We got what we expected last night from Xavier. In many respects, it was a dress-rehearsal for a tournament game. From the sense of what was at stake for both teams to the quality of competition to the close, competitive game – it had the feel of a game in March. That’s good and bad. The good is that it showed Georgia just what will be expected of them as they face several more tournament-quality teams down the stretch. The bad of course i that they lost. It was a hard-fought game, to be sure, but it was also the third time that the team had come up short at home with similar chances to get a significant win.
A lot of credit has to go to Xavier. They played outstanding defense, especially on the perimeter. Dustin Ware got very few good looks at the basket. Georgia’s outside opportunities were generally limited to contested shots or open looks for Thompkins which he missed. Georgia struggled from outside and hurt themselves with a few key turnovers, and that was enough to overcome a pretty decent defensive effort by the Bulldogs. The visitors finally figured out how to attack the Georgia defense, and the Bulldogs couldn’t get key stops down the stretch to keep themselves close.
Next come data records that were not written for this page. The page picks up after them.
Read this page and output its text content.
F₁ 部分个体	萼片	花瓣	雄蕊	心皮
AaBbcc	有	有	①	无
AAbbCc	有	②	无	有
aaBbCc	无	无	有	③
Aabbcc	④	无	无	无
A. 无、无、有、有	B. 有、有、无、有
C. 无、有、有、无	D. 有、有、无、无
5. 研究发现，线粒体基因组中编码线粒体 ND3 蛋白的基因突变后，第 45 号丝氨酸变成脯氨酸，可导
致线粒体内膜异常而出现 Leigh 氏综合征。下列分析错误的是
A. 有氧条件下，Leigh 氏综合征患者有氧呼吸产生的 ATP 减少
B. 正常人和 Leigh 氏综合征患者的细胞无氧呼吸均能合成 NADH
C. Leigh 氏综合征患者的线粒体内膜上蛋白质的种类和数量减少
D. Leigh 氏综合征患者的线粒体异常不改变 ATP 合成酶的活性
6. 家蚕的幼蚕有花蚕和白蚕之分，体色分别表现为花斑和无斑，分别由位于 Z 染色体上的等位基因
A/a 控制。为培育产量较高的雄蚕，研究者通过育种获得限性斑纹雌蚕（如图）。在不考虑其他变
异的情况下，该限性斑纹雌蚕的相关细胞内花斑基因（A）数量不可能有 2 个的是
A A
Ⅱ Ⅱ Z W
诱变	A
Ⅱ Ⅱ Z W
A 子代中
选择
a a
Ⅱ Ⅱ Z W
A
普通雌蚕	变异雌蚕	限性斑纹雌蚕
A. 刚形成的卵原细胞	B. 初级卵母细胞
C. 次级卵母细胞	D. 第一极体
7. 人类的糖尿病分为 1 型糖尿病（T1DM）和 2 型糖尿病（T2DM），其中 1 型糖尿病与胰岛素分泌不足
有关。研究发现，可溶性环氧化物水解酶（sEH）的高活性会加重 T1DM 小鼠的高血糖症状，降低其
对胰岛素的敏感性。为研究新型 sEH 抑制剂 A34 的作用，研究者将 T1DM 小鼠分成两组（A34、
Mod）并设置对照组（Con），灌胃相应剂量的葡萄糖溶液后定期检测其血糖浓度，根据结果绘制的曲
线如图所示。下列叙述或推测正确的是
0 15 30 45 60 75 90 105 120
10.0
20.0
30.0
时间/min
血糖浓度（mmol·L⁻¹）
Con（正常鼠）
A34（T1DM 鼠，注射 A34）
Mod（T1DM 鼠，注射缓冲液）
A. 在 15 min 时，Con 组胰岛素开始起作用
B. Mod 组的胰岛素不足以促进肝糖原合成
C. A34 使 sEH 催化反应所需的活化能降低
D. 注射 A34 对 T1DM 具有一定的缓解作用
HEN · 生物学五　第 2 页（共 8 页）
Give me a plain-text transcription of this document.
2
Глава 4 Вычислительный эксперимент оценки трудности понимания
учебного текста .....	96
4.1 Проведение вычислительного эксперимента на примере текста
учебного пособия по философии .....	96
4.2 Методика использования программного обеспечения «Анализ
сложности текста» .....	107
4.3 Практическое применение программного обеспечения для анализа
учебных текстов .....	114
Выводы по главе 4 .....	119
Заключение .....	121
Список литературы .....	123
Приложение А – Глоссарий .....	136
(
At this point in the year, the scouting report is rock solid on every team out there. If Georgia looks as if they’ve run into a wall over the past couple of games, that’s mainly because the book on Georgia is out. You probably know most of the main points. Trap Thompkins. Force Robinson into a decision. Turn Leslie into a jumpshooter. Georgia’s big men struggle and can accumulate fouls in man defense. The team as a whole struggles against the screen and roll.
There’s a tendency to be overly harsh on bubble teams. We dwell on the warts and shortcomings of our team, but that’s why they’re on the bubble. Most teams in this group are dealing with their own weaknesses, and a lot of them would like to be in Georgia’s position. The Dawgs have taken a step forward this year, but it’s possible that the step has left them frustratingly close to their goals. Are postseason hopes a long shot? Not really. It’s reasonable to expect the team to be competitive in all of its remaining games, and a few going the right way could dramatically change Georgia’s outlook.
So what’s it going to take for Georgia to end up on the right side of things? Xavier was Georgia’s last chance for a significant nonconference win. They’ll have to be content with wins over UAB and Georgia Tech and point out that they really didn’t have any ugly losses. That’s fine, but it’s not a point on which you can build much of a case for postseason play. The Dawgs have seven regular season games left: four on the road, and three at home. Two of those road games are against Tennessee and Florida – teams that beat Georgia in Athens. Another is the regular season finale against SEC West-leading Alabama. You’re going to see the 10-6 benchmark thrown around a lot, and that would help, but things look positive even with a 9-7 mark and a strong showing in the conference tournament. The most important thing is to take care of the home games and then see what happens on the road. Taking one (or, while we’re dreaming, both) at Florida or Tennessee would really help.
That all seems reasonable, but remember the point about the scouting report. Everyone knows what to expect from Georgia, and opponents have adjusted to it. The difficulty is that the team hasn’t shown much in the way of evolving or counterattacking the scout. Thompkins still struggles passing out of the double-team. Robinson still gets out of control. This is still pretty much the same team that we saw in Orlando. Let me be clear – that’s not a criticism. Georgia’s good enough in certain areas that they’ll still be successful even if the opponent has scouted and prepared for those things. It just helps us anticipate what the team will see as they try to finish strong.